Pantone has announced that the “complex and contemplative” Ultra Violet, a blue-based purple that “communicates originality, ingenuity, and visionary thinking that points us toward the future” is its color of the year for 2018. If you’re charting this at home, that’s Pantone 18-3838 on the spectrum.
Citing musical artists such Prince, David Bowie and Jimi Hendrix — all of whom “brought shades of Ultra Violet to the forefront of Western pop culture as personal expressions of individuality” — Pantone says Ultra Violet “symbolizes experimentation and non-conformity, spurring individuals to imagine their unique mark on the world, and push boundaries through creative outlets.”
The designation “would have delighted Prince,” writes Lisa Boone for the Los Angeles Times. “The choice is not too surprising, given that Pantone and the late pop star’s estate designated ‘Love Symbol #2’ as his official color in August. The distinctive purple, inspired by Prince’s custom Yamaha purple piano, was designed to be a part of Prince’s tour before he died in April 2016,” she continues.

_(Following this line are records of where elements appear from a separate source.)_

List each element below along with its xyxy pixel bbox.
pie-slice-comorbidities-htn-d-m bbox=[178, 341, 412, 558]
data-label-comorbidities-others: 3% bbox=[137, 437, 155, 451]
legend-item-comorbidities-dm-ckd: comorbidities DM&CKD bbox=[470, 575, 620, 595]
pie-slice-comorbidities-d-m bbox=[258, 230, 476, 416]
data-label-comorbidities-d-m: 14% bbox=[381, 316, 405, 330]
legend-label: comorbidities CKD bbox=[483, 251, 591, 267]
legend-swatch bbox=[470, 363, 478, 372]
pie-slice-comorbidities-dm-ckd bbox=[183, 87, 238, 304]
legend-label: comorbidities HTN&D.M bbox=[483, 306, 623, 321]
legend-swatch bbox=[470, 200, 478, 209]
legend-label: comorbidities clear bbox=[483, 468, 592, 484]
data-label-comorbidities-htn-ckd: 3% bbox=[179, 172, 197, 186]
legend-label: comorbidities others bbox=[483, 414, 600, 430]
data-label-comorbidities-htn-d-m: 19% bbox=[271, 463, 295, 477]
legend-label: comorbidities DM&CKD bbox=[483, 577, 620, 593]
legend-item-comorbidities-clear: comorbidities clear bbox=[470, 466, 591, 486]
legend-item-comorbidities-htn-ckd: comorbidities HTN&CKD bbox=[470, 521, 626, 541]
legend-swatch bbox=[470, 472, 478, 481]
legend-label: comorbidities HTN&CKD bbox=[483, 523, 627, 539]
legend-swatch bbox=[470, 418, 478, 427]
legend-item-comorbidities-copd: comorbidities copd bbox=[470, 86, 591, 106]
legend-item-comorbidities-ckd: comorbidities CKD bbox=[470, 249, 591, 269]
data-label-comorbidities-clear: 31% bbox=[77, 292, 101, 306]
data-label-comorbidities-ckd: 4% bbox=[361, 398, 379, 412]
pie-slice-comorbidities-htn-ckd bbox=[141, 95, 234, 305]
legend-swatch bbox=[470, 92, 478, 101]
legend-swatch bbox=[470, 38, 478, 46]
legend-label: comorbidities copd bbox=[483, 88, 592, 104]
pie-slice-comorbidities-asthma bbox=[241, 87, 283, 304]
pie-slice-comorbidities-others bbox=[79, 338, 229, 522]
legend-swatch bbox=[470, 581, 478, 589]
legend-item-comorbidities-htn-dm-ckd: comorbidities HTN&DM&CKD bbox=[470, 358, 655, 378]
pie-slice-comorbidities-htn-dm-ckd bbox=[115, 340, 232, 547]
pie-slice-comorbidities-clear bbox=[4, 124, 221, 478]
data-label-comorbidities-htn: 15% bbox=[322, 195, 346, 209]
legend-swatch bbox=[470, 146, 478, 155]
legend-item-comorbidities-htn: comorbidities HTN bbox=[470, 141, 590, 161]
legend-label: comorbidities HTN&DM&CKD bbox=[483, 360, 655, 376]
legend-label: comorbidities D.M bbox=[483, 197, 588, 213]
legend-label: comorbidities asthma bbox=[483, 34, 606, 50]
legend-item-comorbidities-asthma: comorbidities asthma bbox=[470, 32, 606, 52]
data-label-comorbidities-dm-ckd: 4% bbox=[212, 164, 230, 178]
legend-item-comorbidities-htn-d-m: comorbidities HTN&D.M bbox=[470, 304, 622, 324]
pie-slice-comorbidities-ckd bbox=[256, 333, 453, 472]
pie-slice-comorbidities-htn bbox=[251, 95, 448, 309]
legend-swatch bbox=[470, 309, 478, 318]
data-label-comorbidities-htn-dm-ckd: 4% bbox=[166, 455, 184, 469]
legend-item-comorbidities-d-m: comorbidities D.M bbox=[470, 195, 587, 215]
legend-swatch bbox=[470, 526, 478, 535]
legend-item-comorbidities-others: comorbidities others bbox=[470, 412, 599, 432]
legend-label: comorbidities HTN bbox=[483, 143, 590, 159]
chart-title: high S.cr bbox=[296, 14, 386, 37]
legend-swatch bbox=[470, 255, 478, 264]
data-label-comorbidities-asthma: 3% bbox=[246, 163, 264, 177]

The Baltimore Sun, on the other hand, thinks Ultra Violet “sure looks like the Ravens purple” — the couleur de guerre its beloved NFL team wears into battle every Sunday (or Thursday or Monday or Saturday). And even if the team fades in the playoffs next month, “at the very least, Ravens fans will be on trend with their gear and accessories.”
Okay, but what about the rest of us who don’t have a purple-garbed bunch of linemen and halfbacks in the game? Those of us for whom the “regal blue-toned shade of purple seems a bit intimidating to wear in everyday life”?
Well, “working ultra-violet into your wardrobe is easier than it seems,” People’s Kami Phillips tells us. And “whether you’re a beginner or an advanced fashionista,” you can check out how you “can rock the 2018 Color of the Year with confidence and ease” with selections ranging from belted velvet leggings to ankle boots.
Ultra Violet’s origins in creative circles date back further than the rockin’ ’60s, by the way.
It “communicates originality, ingenuity and visionary thinking,” Leatrice Eiseman, executive director of the Pantone Color Institute, said by way of explanation. “It is found in the cosmos (think of all those swirling purple nebulae!), the wellness movement (amethyst crystals!) and was a favorite color of the architect Frank Lloyd Wright, who,” Eiseman informs the New York Times’s Vanessa Friedman, “used to wear a purple cape when he was trying to be creative. Ditto Wagner, who liked to surround himself with purple when he was composing.”
Eisemen also tells us that “each color of the year encompasses something about fashion, decorating and design trends while also reflecting ‘what's needed in our world today,’” NPR’s Camila Domonoske writes.
“Last year's color of the year was a ‘life-affirming’ shade of green. The year before was a pairing of rose quartz and serene blue that was seen as anti-stress while also nodding toward gender fluidity, Pantone said,” she continues.
“The color wasn't chosen because it's regal, though it resembles a majestic shade. It was chosen to evoke a counterculture flair, a grab for originality, ingenuity and visionary thinking, Pantone vice president Laurie Pressman tells the Associated Press’s Leanne Italie.
“We are living in complex times,” Pressman said. "We're seeing the fear of going forward and how people are reacting to that fear."
“Pressman wasn't keen on talking politics,” Italie writes. “The color, she said, playing out in home design, industrial spaces and products, fashion, art and food, reflects the idea of living not inside the box or outside the box but with no box at all. Specifically, she called the color ‘that complexity, that marriage, between the passionate red violets and the strong indigo purples.’”
If a barrage of provocative tweetstorms, untoward behaviors and rising taxes on your middle-class income has got you feeling anxious and unhinged, however, contemplate these pearls from the Pantone press release:
“Historically, there has been a mystical or spiritual quality attached to Ultra Violet. The color is often associated with mindfulness practices, which offer a higher ground to those seeking refuge from today’s over-stimulated world. The use of purple-toned lighting in meditation spaces and other gathering places energizes the communities that gather there and inspire connection.”